Americana Week has begun. Yesterday perhaps the first event of the week was a gallery talk at Keno Auctions ”American Still Life Painting in the 19th Century,” with Dr. William H. Gerdts. There’s a good deal of excitement and enthusiasm around Americana Week this year. The American Wing Galleries are re-opening at the Met and the much anticipated Duncan Phyfe show is at last on there.
It could be the Renaissance of interest in American art and decorative arts we’ve been waiting for. It’s not that it had gone anywhere, just that the roots of our artistic legacy have been overshadowed in recent times by later objects and contemporary art.
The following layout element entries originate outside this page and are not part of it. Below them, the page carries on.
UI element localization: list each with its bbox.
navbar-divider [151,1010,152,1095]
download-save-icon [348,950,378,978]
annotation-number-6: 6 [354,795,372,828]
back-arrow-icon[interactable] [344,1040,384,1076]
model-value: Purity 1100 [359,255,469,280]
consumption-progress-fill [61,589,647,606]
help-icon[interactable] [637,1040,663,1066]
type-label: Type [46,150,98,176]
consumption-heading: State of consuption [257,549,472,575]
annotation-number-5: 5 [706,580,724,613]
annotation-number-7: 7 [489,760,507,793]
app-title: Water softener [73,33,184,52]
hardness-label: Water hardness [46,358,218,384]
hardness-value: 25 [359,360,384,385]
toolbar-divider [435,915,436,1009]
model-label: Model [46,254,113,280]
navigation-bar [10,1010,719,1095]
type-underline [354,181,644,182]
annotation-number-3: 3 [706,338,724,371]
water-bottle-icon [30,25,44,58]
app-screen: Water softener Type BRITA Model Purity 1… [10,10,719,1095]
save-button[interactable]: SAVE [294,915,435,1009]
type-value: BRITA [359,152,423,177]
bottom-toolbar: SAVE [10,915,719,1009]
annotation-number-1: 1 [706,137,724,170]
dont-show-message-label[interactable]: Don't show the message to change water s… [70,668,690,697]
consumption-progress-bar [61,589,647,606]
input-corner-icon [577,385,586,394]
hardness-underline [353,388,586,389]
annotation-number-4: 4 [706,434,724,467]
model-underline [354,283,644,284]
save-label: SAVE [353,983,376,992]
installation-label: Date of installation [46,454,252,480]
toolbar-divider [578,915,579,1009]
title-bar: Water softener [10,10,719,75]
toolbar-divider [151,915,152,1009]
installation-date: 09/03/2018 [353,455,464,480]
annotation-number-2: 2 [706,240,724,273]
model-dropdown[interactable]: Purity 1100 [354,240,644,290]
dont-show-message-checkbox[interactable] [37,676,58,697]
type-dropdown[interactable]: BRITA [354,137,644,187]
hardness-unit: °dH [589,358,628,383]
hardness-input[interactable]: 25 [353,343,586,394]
The excitement around Americana Week, which this year for the first time is chronicled by its own web site, AmericanaWeek.com, is supported by the opening this past November of the Crystal Bridges Museum of American Art in Bentonville, Arkansas. There was a lot of criticism surrounding putting a number of America’s great works of Art out there in the hinterlands, but perhaps it’s this provincial attitude that America is just the 13 colonies that’s held us in the doldrums. I recall someone in the industry telling me not so long ago he didn’t understand why Texans would like old (I suppose meaning before Texas became a state) things American because– “It has nothing top do with them.” On the contrary, it has everything to do with us, meaning us as a whole.
Here in Dallas there’s a wonderful collection of American decorative arts at the Dallas Museum of Art, and a superb collection of Hudson River Paintings at the Amon Carter Museum of American Art. Yes, this too is America.
Another event this year may have helped resurrect the interest in historic Americana. The renovation of the galleries at the New York Historical Society. It wasn’t the renovation itself, but the fact that it allowed the opportunity for these masterworks to travel. They were in Fort Worth this summer, helping the Amon Carter celebrate its 50th Anniversary.
If you need more evidence of the pendulum swinging, consider that as we speak, American landscapes are on view at the Louvre in France. Yes folks, the French are looking at our art. Not our Warhols and Lichtensteins, but our Thomas Cole’s. It’s called “American Art Enters the Louvre.”